Imagine a world without justice. Our first reaction when we see injustice is ‘Someone should fix that!’; ‘Where’s a policeman when you need one?’; or ‘There should be a law against that!’. Most of us don’t like injustice when we see it against others, and particularly when we experience against ourselves.
The event that took place on ‘Good Friday’ amounts to injustice on a grand scale.
As we consider the historical record of Jesus’ death by crucifixion, the gospel of Mark, writes of a gross miscarriage of justice, a denial of the rule of law.
The religious rulers of the day hand Jesus over to secular Roman ‘justice’ without cause. The Roman ruler of the day hands Jesus over to be crucified without cause.
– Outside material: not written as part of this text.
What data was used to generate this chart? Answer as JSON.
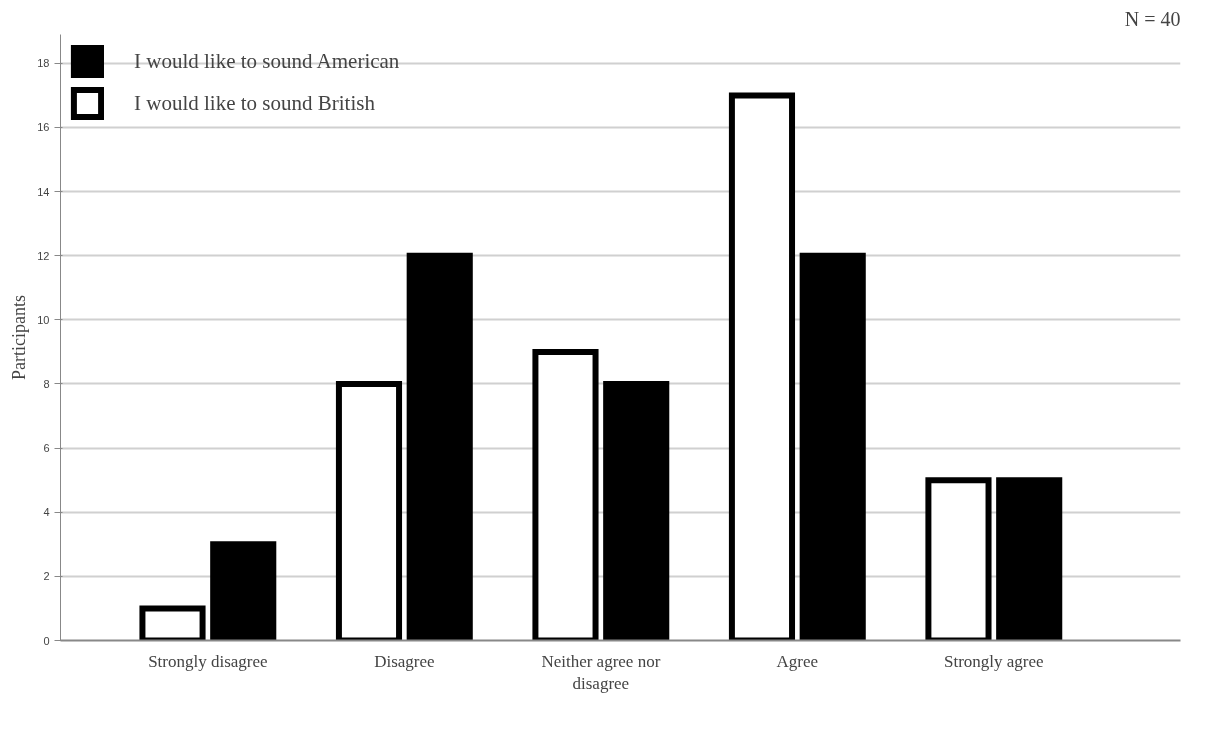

Innocent Jesus takes the place of a murderer on the cross who is released, according to the custom of the day. Injustice reaches its fulfilment when the military guard of the day mocks and crucifies Jesus, while he is derided by those who witness his suffering and death.
Yet in the plan of God, his demand for justice is achieved in Jesus’ death. God’s Son gives his life as a ransom for many (Mark 10:45). He takes the sin of the world, our injustice against God and one another, and absorbs our deserved judgment in his undeserved death.
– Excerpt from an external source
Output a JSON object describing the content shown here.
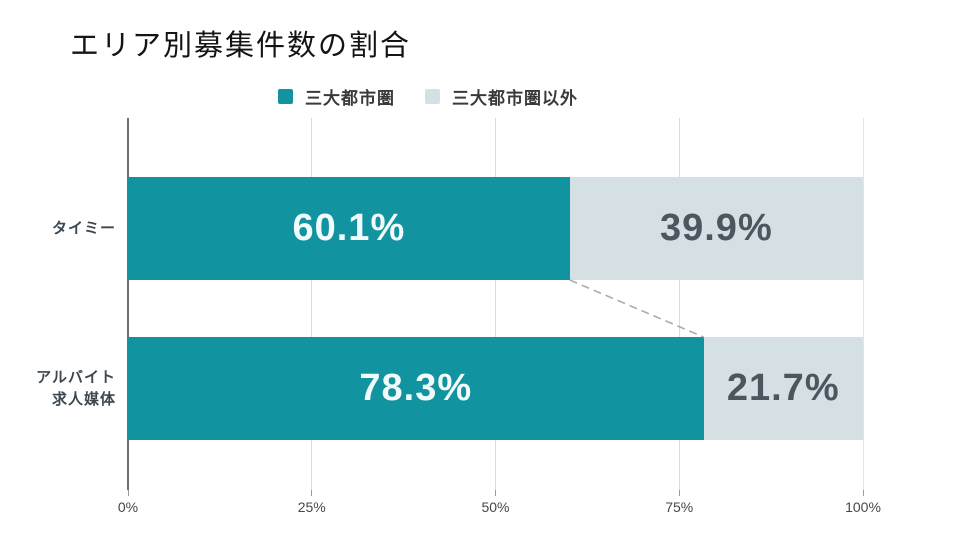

According to the Bible, we have all sinned and fallen short of God’s glory (Romans 3:23). We have all compromised his justified and just rule over our world and our lives.
Through his death Jesus becomes the victim in our place. In his resurrection he becomes the victor, so that we might be forgiven, justified and restored before God (Romans 6:23).
Imagine a world without justice. God can’t! He acted against all injustice. And his call for justice fell not on who deserved it, but on who didn’t, Jesus.